Le jour des Lamentations

25 mai 2012, Paris – Avant-hier donc, mercredi 23 mai, les Erythréens errants des banlieues de Tel-Aviv sont tombés dans une embuscade tendue par la droite dure israélienne, la veille de la 21ème célébration de l’indépendance ratée de leur pays. Désormais, les cœurs des fugitifs qui croyaient avoir réussi à se réfugier sous la protection de la grande démocratie de la Méditerrannée orientale se sont glacés. Au comble d’une violente ignorance, un millier d’Israéliens fanatiques les ont attaqué. Un ministre important leur a craché dessus. La police a avoué son impuissance. Et pourtant, bien que d’une gravité extrême, cet épouvantable épisode dit beaucoup, mais ne résonne pas.

Des magasins ont été caillassées et volés, des voitures conduites par des Noirs ont été pourchassées.

Les faits, d’abord.

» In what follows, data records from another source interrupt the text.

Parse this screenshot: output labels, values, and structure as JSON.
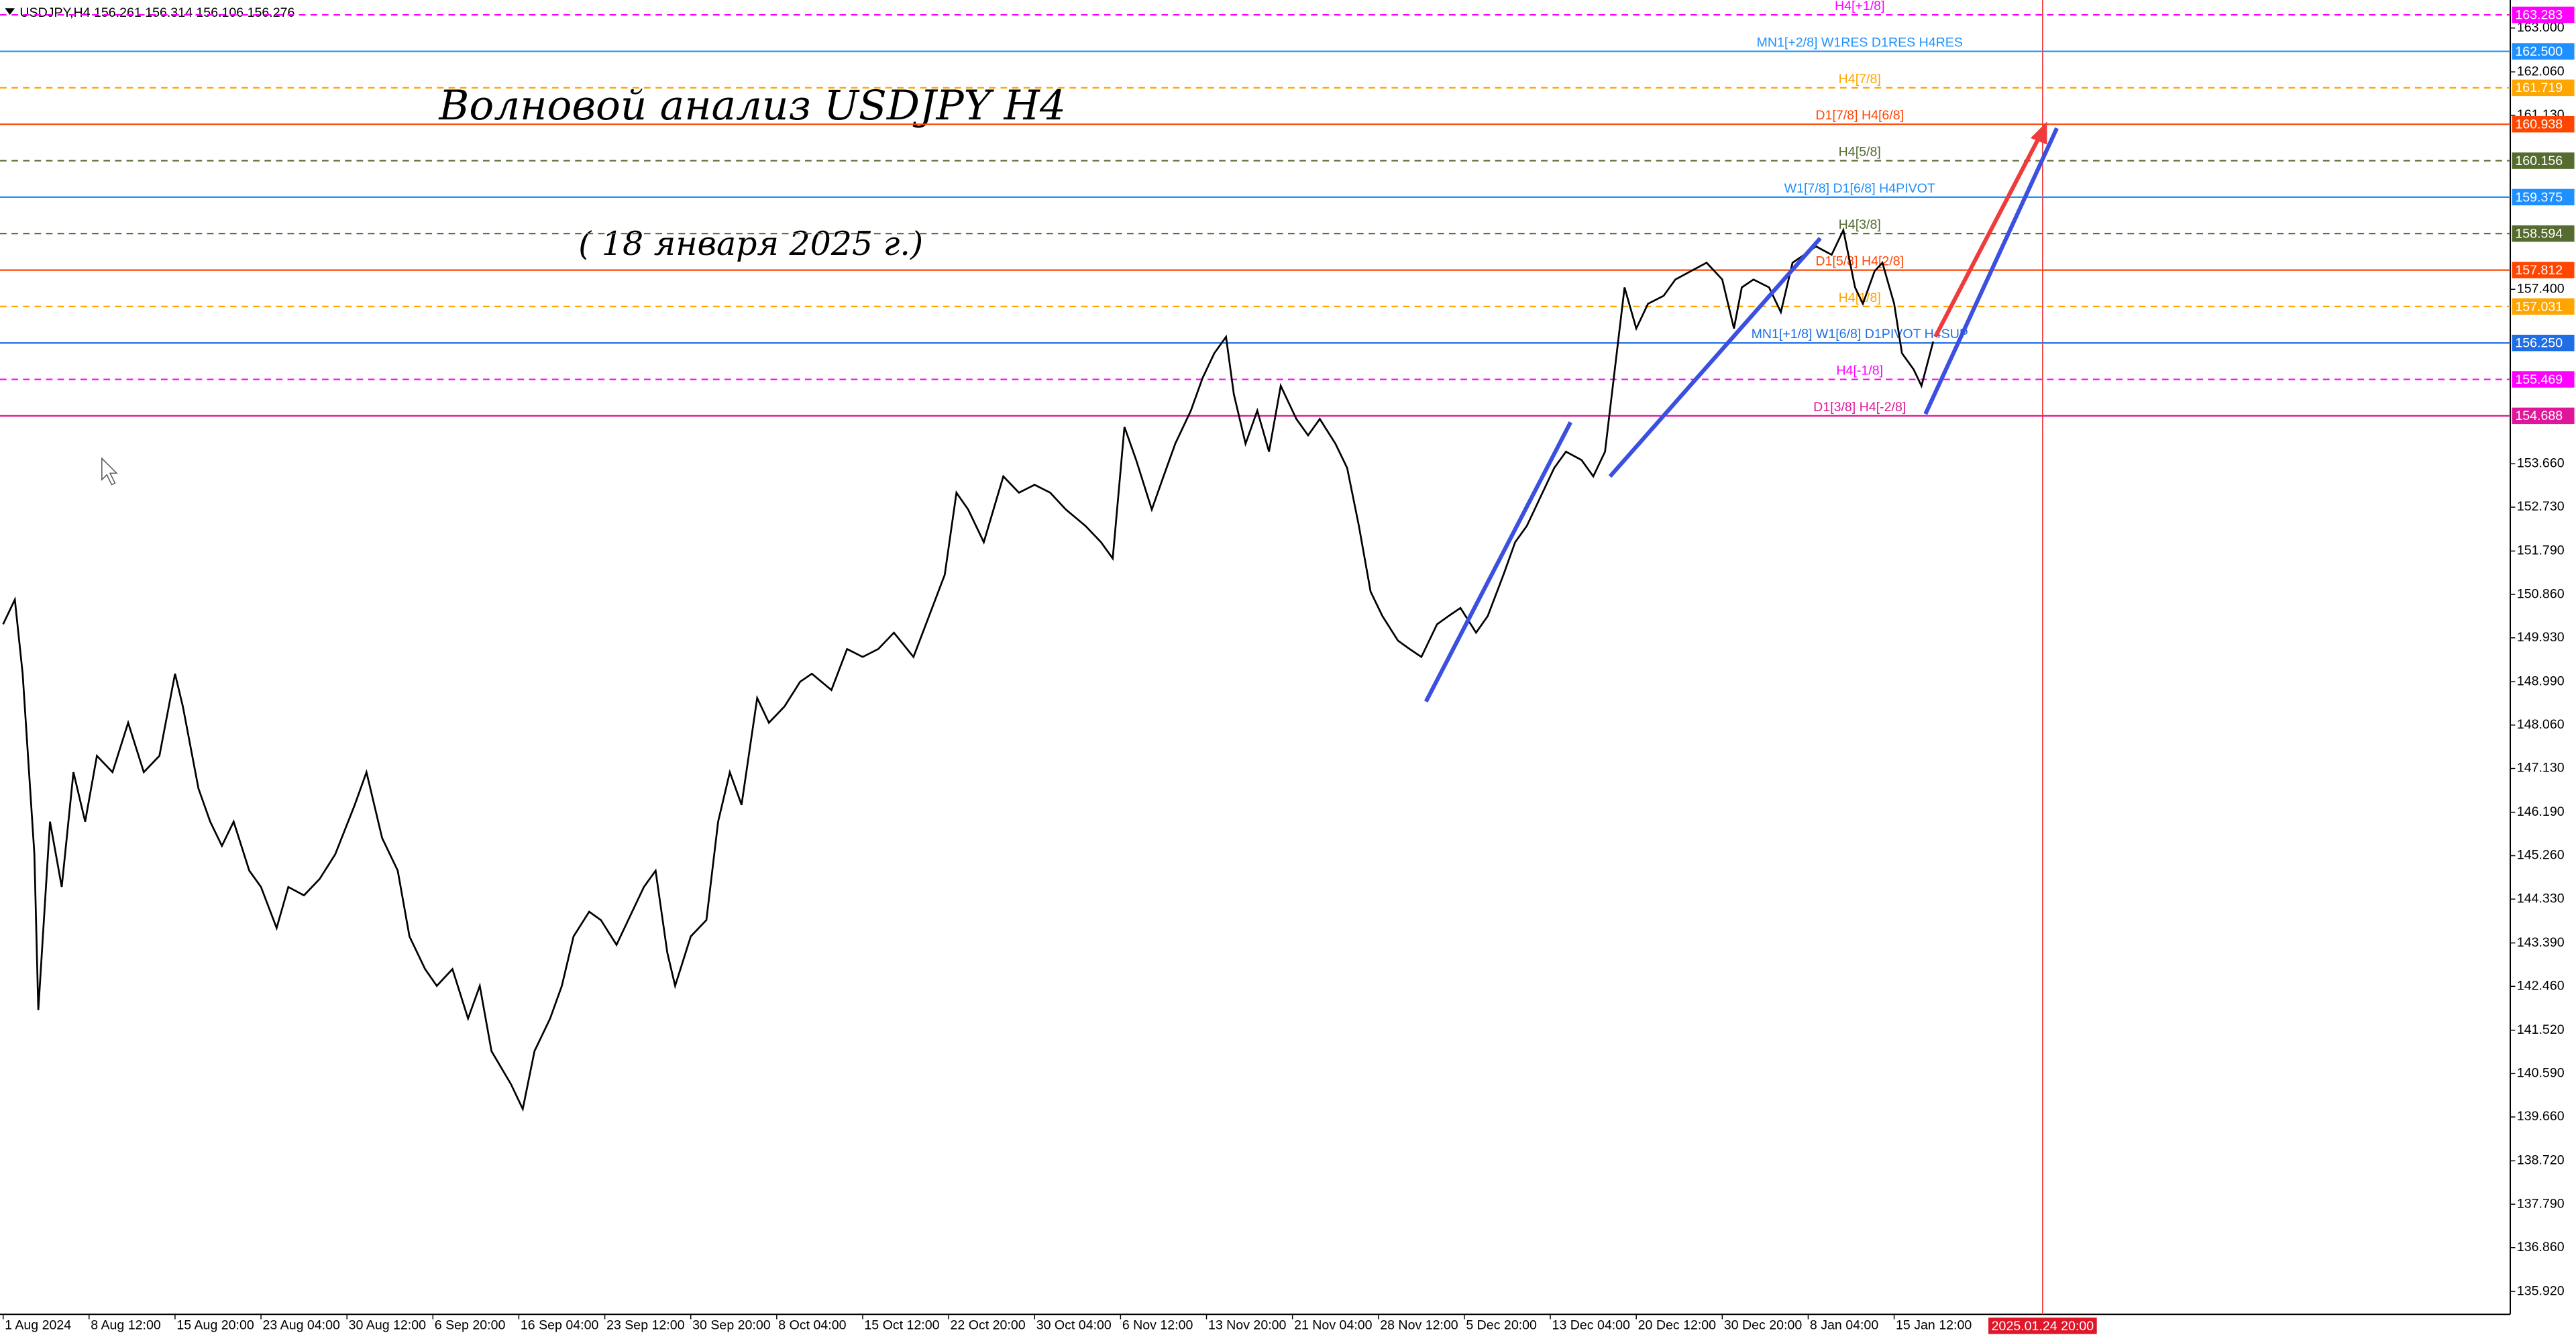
{
  "chart_data": {
    "type": "line",
    "header": "USDJPY,H4  156.261 156.314 156.106 156.276",
    "title": "Волновой анализ USDJPY H4",
    "subtitle": "( 18 января 2025 г.)",
    "color": "#000000",
    "grid": false,
    "xlim": [
      -0.8,
      641.7
    ],
    "ylim": [
      135.43,
      163.6
    ],
    "x": [
      0,
      3,
      5,
      8,
      9,
      12,
      15,
      18,
      21,
      24,
      28,
      32,
      36,
      40,
      44,
      46,
      50,
      53,
      56,
      59,
      63,
      66,
      70,
      73,
      77,
      81,
      85,
      90,
      93,
      97,
      101,
      104,
      108,
      111,
      115,
      119,
      122,
      125,
      130,
      133,
      136,
      140,
      143,
      146,
      150,
      153,
      157,
      161,
      164,
      167,
      170,
      172,
      176,
      180,
      183,
      186,
      189,
      193,
      196,
      200,
      204,
      207,
      212,
      216,
      220,
      224,
      228,
      233,
      237,
      241,
      244,
      247,
      251,
      256,
      260,
      264,
      268,
      272,
      277,
      281,
      284,
      287,
      290,
      294,
      297,
      300,
      304,
      307,
      310,
      313,
      315,
      318,
      321,
      324,
      327,
      331,
      334,
      337,
      341,
      344,
      347,
      350,
      353,
      357,
      360,
      363,
      367,
      370,
      373,
      377,
      380,
      384,
      387,
      390,
      394,
      397,
      400,
      404,
      407,
      410,
      412,
      415,
      418,
      421,
      425,
      428,
      432,
      436,
      440,
      443,
      445,
      448,
      452,
      455,
      458,
      461,
      464,
      468,
      471,
      474,
      476,
      479,
      481,
      484,
      486,
      489,
      491,
      494
    ],
    "values": [
      150.22,
      150.75,
      149.16,
      145.29,
      141.95,
      145.99,
      144.59,
      147.05,
      145.99,
      147.4,
      147.05,
      148.11,
      147.05,
      147.4,
      149.16,
      148.46,
      146.7,
      145.99,
      145.47,
      145.99,
      144.94,
      144.59,
      143.71,
      144.59,
      144.41,
      144.76,
      145.29,
      146.35,
      147.05,
      145.64,
      144.94,
      143.53,
      142.83,
      142.47,
      142.83,
      141.77,
      142.47,
      141.07,
      140.36,
      139.83,
      141.07,
      141.77,
      142.47,
      143.53,
      144.06,
      143.88,
      143.35,
      144.06,
      144.59,
      144.94,
      143.18,
      142.47,
      143.53,
      143.88,
      145.99,
      147.05,
      146.35,
      148.64,
      148.11,
      148.46,
      148.99,
      149.16,
      148.81,
      149.69,
      149.52,
      149.69,
      150.04,
      149.52,
      150.4,
      151.28,
      153.04,
      152.68,
      151.98,
      153.39,
      153.04,
      153.21,
      153.04,
      152.68,
      152.33,
      151.98,
      151.63,
      154.45,
      153.74,
      152.68,
      153.39,
      154.09,
      154.8,
      155.5,
      156.03,
      156.38,
      155.15,
      154.09,
      154.8,
      153.92,
      155.33,
      154.62,
      154.27,
      154.62,
      154.09,
      153.57,
      152.33,
      150.92,
      150.4,
      149.87,
      149.69,
      149.52,
      150.22,
      150.4,
      150.57,
      150.04,
      150.4,
      151.28,
      151.98,
      152.33,
      153.04,
      153.57,
      153.92,
      153.74,
      153.39,
      153.92,
      155.33,
      157.44,
      156.56,
      157.09,
      157.26,
      157.61,
      157.79,
      157.97,
      157.61,
      156.56,
      157.44,
      157.61,
      157.44,
      156.91,
      157.97,
      158.14,
      158.32,
      158.14,
      158.67,
      157.44,
      157.09,
      157.79,
      157.97,
      157.09,
      156.03,
      155.68,
      155.33,
      156.28
    ],
    "xticks": [
      {
        "value": 0,
        "label": "1 Aug 2024"
      },
      {
        "value": 22,
        "label": "8 Aug 12:00"
      },
      {
        "value": 44,
        "label": "15 Aug 20:00"
      },
      {
        "value": 66,
        "label": "23 Aug 04:00"
      },
      {
        "value": 88,
        "label": "30 Aug 12:00"
      },
      {
        "value": 110,
        "label": "6 Sep 20:00"
      },
      {
        "value": 132,
        "label": "16 Sep 04:00"
      },
      {
        "value": 154,
        "label": "23 Sep 12:00"
      },
      {
        "value": 176,
        "label": "30 Sep 20:00"
      },
      {
        "value": 198,
        "label": "8 Oct 04:00"
      },
      {
        "value": 220,
        "label": "15 Oct 12:00"
      },
      {
        "value": 242,
        "label": "22 Oct 20:00"
      },
      {
        "value": 264,
        "label": "30 Oct 04:00"
      },
      {
        "value": 286,
        "label": "6 Nov 12:00"
      },
      {
        "value": 308,
        "label": "13 Nov 20:00"
      },
      {
        "value": 330,
        "label": "21 Nov 04:00"
      },
      {
        "value": 352,
        "label": "28 Nov 12:00"
      },
      {
        "value": 374,
        "label": "5 Dec 20:00"
      },
      {
        "value": 396,
        "label": "13 Dec 04:00"
      },
      {
        "value": 418,
        "label": "20 Dec 12:00"
      },
      {
        "value": 440,
        "label": "30 Dec 20:00"
      },
      {
        "value": 462,
        "label": "8 Jan 04:00"
      },
      {
        "value": 484,
        "label": "15 Jan 12:00"
      }
    ],
    "future_marker": {
      "value": 522,
      "label": "2025.01.24 20:00"
    },
    "yticks": [
      {
        "value": 163,
        "label": "163.000"
      },
      {
        "value": 162.06,
        "label": "162.060"
      },
      {
        "value": 161.13,
        "label": "161.130"
      },
      {
        "value": 157.4,
        "label": "157.400"
      },
      {
        "value": 153.66,
        "label": "153.660"
      },
      {
        "value": 152.73,
        "label": "152.730"
      },
      {
        "value": 151.79,
        "label": "151.790"
      },
      {
        "value": 150.86,
        "label": "150.860"
      },
      {
        "value": 149.93,
        "label": "149.930"
      },
      {
        "value": 148.99,
        "label": "148.990"
      },
      {
        "value": 148.06,
        "label": "148.060"
      },
      {
        "value": 147.13,
        "label": "147.130"
      },
      {
        "value": 146.19,
        "label": "146.190"
      },
      {
        "value": 145.26,
        "label": "145.260"
      },
      {
        "value": 144.33,
        "label": "144.330"
      },
      {
        "value": 143.39,
        "label": "143.390"
      },
      {
        "value": 142.46,
        "label": "142.460"
      },
      {
        "value": 141.52,
        "label": "141.520"
      },
      {
        "value": 140.59,
        "label": "140.590"
      },
      {
        "value": 139.66,
        "label": "139.660"
      },
      {
        "value": 138.72,
        "label": "138.720"
      },
      {
        "value": 137.79,
        "label": "137.790"
      },
      {
        "value": 136.86,
        "label": "136.860"
      },
      {
        "value": 135.92,
        "label": "135.920"
      }
    ],
    "levels": [
      {
        "label": "H4[+1/8]",
        "price": 163.283,
        "color": "#ff00ff",
        "dashed": true
      },
      {
        "label": "MN1[+2/8] W1RES D1RES H4RES",
        "price": {
          "value": 162.5,
          "label": "162.500"
        },
        "color": "#1e90ff",
        "dashed": false
      },
      {
        "label": "H4[7/8]",
        "price": 161.719,
        "color": "#ffa500",
        "dashed": true
      },
      {
        "label": "D1[7/8] H4[6/8]",
        "price": 160.938,
        "color": "#ff4500",
        "dashed": false
      },
      {
        "label": "H4[5/8]",
        "price": 160.156,
        "color": "#556b2f",
        "dashed": true
      },
      {
        "label": "W1[7/8] D1[6/8] H4PIVOT",
        "price": 159.375,
        "color": "#1e90ff",
        "dashed": false
      },
      {
        "label": "H4[3/8]",
        "price": 158.594,
        "color": "#556b2f",
        "dashed": true
      },
      {
        "label": "D1[5/8] H4[2/8]",
        "price": 157.812,
        "color": "#ff4500",
        "dashed": false
      },
      {
        "label": "H4[1/8]",
        "price": 157.031,
        "color": "#ffa500",
        "dashed": true
      },
      {
        "label": "MN1[+1/8] W1[6/8] D1PIVOT H4SUP",
        "price": {
          "value": 156.25,
          "label": "156.250"
        },
        "color": "#1e6ee6",
        "dashed": false
      },
      {
        "label": "H4[-1/8]",
        "price": 155.469,
        "color": "#ff00ff",
        "dashed": true
      },
      {
        "label": "D1[3/8] H4[-2/8]",
        "price": 154.688,
        "color": "#e0169a",
        "dashed": false
      }
    ]
  }
}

Mercredi soir, une manifestation de protestation contre la « dangereuse » présence dans la banlieue populaire de HaTikva de milliers de réfugiés africains, surtout Erythréens et Soudanais, a dégénéré en violences xénophobes. Un millier de partisans de groupes de droite et d’extrême-droite a défilé en lançant des slogans racistes et imbéciles. Des magasins ont été caillassées et volés, des voitures conduites par des Noirs ont été pourchassées. Une député du Likoud a qualifié les pauvres bougres qui s’entassent dans ces cités de la misère de « cancer qui prolifère« . Le ministre de l’Intérieur, membre émiment du parti religieux Shass, a dit publiquement qu’il fallait « les mettre derrière les barreaux » avant de « les renvoyer chez eux« . Tant de crapuleries sont déjà en préparation, d’ailleurs… Un écœurement sans nuance. Le comportement de ces responsables politiques et de leurs séides est à vomir.

Le même jour, à Asmara, le président Issaias Afeworki a chaleureusement reçu son homologue soudanais Omar el-Béchir, pour assister avec lui aux parades et aux feux d’artifice de la célébration du 24 mai 1991 — le jour béni où les chars et les camions des combattants du FPLE sont entrés dans la capitale enfin libérée de l’Erythrée. Tout sourire, sur leurs trônes, avec la télévision. Des drapeaux, des fleurs, des coups de canon. Issaias enfin libéré de sa cirrhose a pu dire publiquement quelle réussite il incarnait. Tous ont acquiescé. Contredire, c’est les oubliettes des camps pénitentiaires.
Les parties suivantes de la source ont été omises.